The repository includes a Streamlit interface (main.py) that demonstrates production-ready UI patterns. It maintains conversation history, displays source documents alongside answers, and provides a text input for follow-up questions. This transparency—showing which Notion pages informed each answer—is crucial for enterprise adoption. Users need to verify AI-generated answers against original sources, especially for policy or compliance questions.
Gotcha
The manual export process creates a fundamental limitation: your Q&A system operates on a static snapshot of Notion data. When someone updates the vacation policy or adds new documentation, those changes remain invisible until you re-export, re-ingest, and redeploy. There's no webhook integration, no sync mechanism, no incremental updates. For rapidly changing documentation, this quickly becomes unmanageable.
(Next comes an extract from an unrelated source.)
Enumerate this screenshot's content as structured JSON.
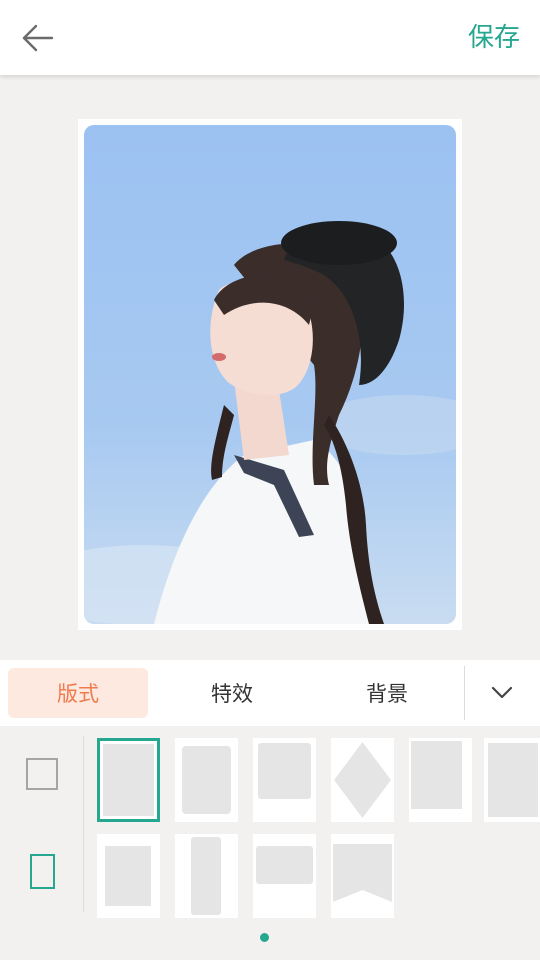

The OpenAI API dependency introduces cost and latency concerns that aren't immediately obvious. Every query triggers two API calls: one for embedding the question (ada-002 model) and another for answer generation (davinci or gpt-3.5-turbo). With ada-002 at $0.0001 per 1K tokens and GPT-3.5-turbo at $0.002 per 1K tokens, costs mount quickly at scale. A team running 1000 queries per day might spend $50-100 monthly just on API calls. The codebase offers no local LLM fallback or caching strategy to mitigate these costs. Additionally, since the code dates to 2022-2023, it uses older LangChain APIs that may require updates to work with current versions of the framework.
Verdict
Use if: You're learning RAG architecture and want a minimal, comprehensible example without production complexity. The codebase is small enough to read in one sitting, making it perfect for understanding how document chunking, vector storage, and retrieval chains fit together. It's also useful if you have a one-time need to make a static Notion export queryable and don't mind the manual workflow. Skip if: You need production-grade Notion integration with automatic syncing, cost optimization, or multi-tenant support. The manual export process and dated dependencies make this impractical for real products. Modern alternatives like Danswer or official LangChain templates provide better starting points with active maintenance, while direct Notion API integration (now well-documented) enables building custom solutions without the export bottleneck. Treat this repository as a teaching tool that crystallizes RAG fundamentals, not a foundation for shipping code.